The cause investigation found that a contributing factor was that many of these determinations were made by a single subject matter expert who had an inappropriate work practice of relying on personal expertise (including the prior evaluations) and did not consult/utilize the directive adequately.
CORRECTIVE ACTIONS
Immediate:
All valves which had an as-found result outside of the allowed tolerance were promptly adjusted within tolerance and acceptably retested within the completion time allowed by TS 3.7.1.
Subsequent:
None Planned:
1.Revise NSD 202 "Reportability" to reference the multiple failure example from NUREG 1022 in the same paragraph which discusses the assumption that a discrepancy found during surveillance testing occurred at the time of its discovery.
2.Revise NSD 203 "Operability" to increase emphasis on TS SR 3.0.1 statement that "Failure to meet a Surveillance shall be failure to meet the LCO.
3.The applicable Maintenance Procedure will be revised to lower the as-left range (currently +/- 1%) to provide more margin to the limits of the allowable range (-3/+1%).
4.Generate a training package for appropriate site personnel to address the lessons learned from this event.
None of these corrective actions are considered NRC Commitment items. There are no other NRC Commitment items contained in this LER.
SAFETY ANALYSIS
These events did not include a Safety System Functional Failure.
In all cases, the MSRVs remained capable of performing all required safety functions.
Although the indicated MSRVs failed the owner-established limit of 1%, they were well within the ASME Code allowed +/- 3% tolerance.

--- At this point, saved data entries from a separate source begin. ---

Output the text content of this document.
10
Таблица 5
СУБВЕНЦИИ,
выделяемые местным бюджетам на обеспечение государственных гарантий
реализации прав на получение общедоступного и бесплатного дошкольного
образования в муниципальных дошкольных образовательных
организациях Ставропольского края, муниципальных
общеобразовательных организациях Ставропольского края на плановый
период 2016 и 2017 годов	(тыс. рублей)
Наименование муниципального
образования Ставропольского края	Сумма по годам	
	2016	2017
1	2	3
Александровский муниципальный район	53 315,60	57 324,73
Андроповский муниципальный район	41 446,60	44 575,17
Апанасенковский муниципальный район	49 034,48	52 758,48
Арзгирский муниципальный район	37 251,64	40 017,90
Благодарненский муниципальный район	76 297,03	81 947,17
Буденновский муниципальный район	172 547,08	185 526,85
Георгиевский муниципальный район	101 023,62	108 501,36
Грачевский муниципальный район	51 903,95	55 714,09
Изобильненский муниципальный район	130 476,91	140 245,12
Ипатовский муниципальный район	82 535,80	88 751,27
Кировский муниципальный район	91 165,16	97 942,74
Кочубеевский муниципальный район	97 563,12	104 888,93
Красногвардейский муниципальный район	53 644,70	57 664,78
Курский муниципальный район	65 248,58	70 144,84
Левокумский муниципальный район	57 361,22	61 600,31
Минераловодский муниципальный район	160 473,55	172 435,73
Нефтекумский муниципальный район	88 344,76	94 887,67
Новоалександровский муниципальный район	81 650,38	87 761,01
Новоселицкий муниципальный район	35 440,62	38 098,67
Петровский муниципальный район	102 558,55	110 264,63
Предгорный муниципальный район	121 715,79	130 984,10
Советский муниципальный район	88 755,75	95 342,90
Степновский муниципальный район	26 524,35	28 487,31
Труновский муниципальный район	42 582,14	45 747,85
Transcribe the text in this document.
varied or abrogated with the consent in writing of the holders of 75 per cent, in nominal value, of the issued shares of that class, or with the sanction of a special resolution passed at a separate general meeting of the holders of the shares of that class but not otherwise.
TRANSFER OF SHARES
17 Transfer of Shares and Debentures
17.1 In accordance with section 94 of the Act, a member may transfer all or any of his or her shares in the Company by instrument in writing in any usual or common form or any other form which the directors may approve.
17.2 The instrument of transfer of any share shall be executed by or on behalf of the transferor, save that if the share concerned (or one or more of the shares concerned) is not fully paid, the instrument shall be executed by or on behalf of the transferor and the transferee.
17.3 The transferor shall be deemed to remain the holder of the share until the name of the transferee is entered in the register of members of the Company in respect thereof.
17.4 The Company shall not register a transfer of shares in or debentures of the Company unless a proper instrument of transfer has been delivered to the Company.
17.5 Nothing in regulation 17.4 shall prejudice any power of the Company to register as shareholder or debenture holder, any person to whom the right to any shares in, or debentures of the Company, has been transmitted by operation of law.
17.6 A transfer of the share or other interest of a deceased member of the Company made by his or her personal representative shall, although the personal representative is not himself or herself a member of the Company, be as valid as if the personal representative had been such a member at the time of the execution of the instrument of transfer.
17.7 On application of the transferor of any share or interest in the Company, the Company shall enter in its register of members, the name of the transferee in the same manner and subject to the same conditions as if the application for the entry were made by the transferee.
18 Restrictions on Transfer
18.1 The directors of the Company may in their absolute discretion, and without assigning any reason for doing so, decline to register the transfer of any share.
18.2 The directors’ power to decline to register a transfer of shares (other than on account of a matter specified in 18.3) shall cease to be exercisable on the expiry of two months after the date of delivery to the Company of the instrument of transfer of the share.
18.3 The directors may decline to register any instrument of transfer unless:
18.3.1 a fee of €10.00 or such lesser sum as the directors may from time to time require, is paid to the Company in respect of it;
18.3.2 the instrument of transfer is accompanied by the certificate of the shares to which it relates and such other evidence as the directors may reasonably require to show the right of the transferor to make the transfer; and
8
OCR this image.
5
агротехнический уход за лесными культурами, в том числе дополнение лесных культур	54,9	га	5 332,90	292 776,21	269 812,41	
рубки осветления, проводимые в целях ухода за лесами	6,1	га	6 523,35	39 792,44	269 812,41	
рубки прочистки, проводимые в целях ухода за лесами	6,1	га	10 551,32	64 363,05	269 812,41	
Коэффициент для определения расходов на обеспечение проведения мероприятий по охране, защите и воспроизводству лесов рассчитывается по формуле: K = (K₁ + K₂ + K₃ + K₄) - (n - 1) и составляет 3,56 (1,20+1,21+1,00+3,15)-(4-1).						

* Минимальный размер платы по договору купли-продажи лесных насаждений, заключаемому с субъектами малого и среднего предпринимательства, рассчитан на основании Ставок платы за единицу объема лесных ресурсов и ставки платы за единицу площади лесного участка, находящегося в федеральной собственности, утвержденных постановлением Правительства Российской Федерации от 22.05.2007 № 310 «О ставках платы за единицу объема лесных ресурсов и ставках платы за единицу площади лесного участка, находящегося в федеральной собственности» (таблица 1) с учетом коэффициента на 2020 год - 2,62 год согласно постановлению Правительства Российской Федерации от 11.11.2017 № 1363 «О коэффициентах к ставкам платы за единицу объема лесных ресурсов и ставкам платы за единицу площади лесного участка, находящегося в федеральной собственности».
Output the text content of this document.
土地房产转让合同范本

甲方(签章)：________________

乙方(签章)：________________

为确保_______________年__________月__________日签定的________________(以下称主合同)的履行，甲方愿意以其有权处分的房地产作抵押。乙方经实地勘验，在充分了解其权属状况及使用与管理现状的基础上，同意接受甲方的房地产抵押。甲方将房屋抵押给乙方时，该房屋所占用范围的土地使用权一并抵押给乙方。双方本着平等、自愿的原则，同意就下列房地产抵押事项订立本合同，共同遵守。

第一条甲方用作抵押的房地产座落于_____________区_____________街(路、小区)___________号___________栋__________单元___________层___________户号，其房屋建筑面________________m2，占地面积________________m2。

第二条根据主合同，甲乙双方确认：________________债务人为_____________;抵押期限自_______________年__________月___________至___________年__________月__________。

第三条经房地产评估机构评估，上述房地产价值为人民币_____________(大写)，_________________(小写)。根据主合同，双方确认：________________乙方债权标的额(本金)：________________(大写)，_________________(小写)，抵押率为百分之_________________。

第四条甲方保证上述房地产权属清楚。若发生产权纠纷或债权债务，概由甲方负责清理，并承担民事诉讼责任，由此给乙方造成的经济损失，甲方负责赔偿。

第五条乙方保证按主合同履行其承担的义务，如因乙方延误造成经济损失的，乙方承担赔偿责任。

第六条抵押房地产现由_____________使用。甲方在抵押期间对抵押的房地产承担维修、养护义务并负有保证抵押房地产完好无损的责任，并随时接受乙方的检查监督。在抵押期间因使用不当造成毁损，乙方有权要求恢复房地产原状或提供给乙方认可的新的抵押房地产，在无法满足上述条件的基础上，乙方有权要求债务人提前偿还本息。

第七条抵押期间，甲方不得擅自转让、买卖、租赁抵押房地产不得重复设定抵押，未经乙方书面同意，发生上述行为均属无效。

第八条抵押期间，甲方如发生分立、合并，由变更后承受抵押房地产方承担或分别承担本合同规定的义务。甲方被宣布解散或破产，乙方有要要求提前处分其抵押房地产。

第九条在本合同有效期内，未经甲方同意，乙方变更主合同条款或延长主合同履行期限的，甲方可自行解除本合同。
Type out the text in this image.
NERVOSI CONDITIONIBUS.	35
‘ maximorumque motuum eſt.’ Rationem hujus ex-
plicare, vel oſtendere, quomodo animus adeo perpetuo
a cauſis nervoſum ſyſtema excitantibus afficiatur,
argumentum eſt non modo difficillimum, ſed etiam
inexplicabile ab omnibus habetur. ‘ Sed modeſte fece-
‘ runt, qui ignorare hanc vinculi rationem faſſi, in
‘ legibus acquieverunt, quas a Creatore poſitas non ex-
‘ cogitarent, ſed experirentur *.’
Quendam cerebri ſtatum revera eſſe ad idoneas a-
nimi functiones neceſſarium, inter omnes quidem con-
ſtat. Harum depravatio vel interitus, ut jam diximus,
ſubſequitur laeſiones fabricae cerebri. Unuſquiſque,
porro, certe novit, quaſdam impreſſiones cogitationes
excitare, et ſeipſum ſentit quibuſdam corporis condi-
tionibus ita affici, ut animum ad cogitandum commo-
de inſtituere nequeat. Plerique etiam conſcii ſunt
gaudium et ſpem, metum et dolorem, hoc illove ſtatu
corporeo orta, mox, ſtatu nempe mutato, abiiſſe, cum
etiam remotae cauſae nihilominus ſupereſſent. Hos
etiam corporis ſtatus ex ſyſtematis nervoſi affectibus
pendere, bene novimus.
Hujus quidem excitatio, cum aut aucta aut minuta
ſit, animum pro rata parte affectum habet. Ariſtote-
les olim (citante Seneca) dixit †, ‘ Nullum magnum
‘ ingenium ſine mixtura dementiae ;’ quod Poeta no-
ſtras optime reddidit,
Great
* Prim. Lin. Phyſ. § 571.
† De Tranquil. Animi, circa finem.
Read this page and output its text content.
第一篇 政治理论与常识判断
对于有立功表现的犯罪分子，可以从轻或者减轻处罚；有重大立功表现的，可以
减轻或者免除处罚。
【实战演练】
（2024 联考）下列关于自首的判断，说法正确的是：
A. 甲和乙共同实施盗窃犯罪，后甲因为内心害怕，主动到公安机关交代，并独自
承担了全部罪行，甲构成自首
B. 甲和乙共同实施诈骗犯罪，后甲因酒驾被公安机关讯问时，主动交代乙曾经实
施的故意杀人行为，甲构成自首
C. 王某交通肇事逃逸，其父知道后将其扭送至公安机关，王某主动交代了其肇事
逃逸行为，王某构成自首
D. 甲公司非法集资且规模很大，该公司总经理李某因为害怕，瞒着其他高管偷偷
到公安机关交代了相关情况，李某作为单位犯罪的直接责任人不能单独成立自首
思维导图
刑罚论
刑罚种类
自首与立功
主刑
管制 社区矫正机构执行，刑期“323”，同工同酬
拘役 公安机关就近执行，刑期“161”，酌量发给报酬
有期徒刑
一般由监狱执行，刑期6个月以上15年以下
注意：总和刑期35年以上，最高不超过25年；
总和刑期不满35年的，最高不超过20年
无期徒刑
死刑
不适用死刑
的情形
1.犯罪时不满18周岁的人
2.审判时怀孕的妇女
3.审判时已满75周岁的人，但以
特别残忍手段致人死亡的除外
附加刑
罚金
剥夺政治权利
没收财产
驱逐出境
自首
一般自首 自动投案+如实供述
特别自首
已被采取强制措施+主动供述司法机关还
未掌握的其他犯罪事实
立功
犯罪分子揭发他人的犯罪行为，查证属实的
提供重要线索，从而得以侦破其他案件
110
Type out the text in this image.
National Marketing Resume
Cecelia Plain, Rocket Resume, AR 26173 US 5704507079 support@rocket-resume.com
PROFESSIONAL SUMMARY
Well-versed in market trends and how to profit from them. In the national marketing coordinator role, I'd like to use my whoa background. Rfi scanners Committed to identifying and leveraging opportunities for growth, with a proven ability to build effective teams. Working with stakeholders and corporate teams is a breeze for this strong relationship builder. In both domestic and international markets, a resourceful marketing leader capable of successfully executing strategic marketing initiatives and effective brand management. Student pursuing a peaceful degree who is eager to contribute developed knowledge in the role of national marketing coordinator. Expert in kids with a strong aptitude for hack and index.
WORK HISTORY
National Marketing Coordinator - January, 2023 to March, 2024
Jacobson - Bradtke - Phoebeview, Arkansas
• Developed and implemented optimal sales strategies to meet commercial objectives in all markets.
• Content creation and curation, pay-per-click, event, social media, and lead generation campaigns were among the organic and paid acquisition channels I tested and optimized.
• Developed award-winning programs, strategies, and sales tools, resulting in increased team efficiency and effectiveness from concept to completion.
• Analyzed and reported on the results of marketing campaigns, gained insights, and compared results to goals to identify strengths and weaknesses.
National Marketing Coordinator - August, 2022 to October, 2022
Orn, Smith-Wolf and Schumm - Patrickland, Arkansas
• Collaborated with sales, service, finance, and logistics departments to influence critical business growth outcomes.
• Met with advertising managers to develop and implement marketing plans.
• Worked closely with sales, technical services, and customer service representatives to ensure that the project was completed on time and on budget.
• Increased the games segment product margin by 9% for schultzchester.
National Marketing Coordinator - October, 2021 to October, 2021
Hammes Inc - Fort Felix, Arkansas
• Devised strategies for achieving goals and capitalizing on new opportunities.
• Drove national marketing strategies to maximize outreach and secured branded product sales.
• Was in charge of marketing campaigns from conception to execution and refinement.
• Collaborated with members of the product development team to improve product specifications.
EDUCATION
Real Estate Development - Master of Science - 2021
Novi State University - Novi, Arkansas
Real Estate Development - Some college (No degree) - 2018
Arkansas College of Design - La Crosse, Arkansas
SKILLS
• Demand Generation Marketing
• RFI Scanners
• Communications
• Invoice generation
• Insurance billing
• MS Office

Only two of the valve failures (one on Unit 1 and one on Unit 2) did not remain within the +2 percent tolerance used by the safety analyses that evaluate peak secondary system pressure. In October of 2006 1MS-8 was found to lift at 1075 psig, or 2.4% above its nominal setpoint.' In April of 2007 2MS-11 was found to lift at 1104 psig or 2.2% above its nominal setpoint. The safety analyses that evaluate peak secondary system pressure includes an assumption that one valve (usually the highest setpoint valve) fails to open.
Since the testing demonstrated that the other valves would actually open within values assumed in the safety analyses, having 2MS-11 or 1MS-8 open at a slightly higher pressure remains within the bounds of the analyses. The 1MS-8 results were additionally reviewed for any potential impact due to increasing the long-term post-trip steam pressure. No adverse impact was identified, and 1MS-8 remained within the safety analysis assumptions. As a group, the MSRVs were capable of performing all required safety functions.
Since the valves' actual performance remained within the bounds of the safety analyses, these events had no impact on the predicted results of any accidents and therefore did not impact the Conditional Core Damage Probability (CCDP) or Conditional Large Early Release Probability (CLERP).
Therefore, there was no actual impact on the health and safety of the public due to this event.
ADDITIONAL INFORMATION
As stated earlier, a search was performed to identify similar prior events. This resulted in the additional events documented in this report.
There were no releases of radioactive materials, radiation exposures or personnel injuries associated with this event.
This event is not considered reportable under the Equipment Performance and Information Exchange (EPIX) program.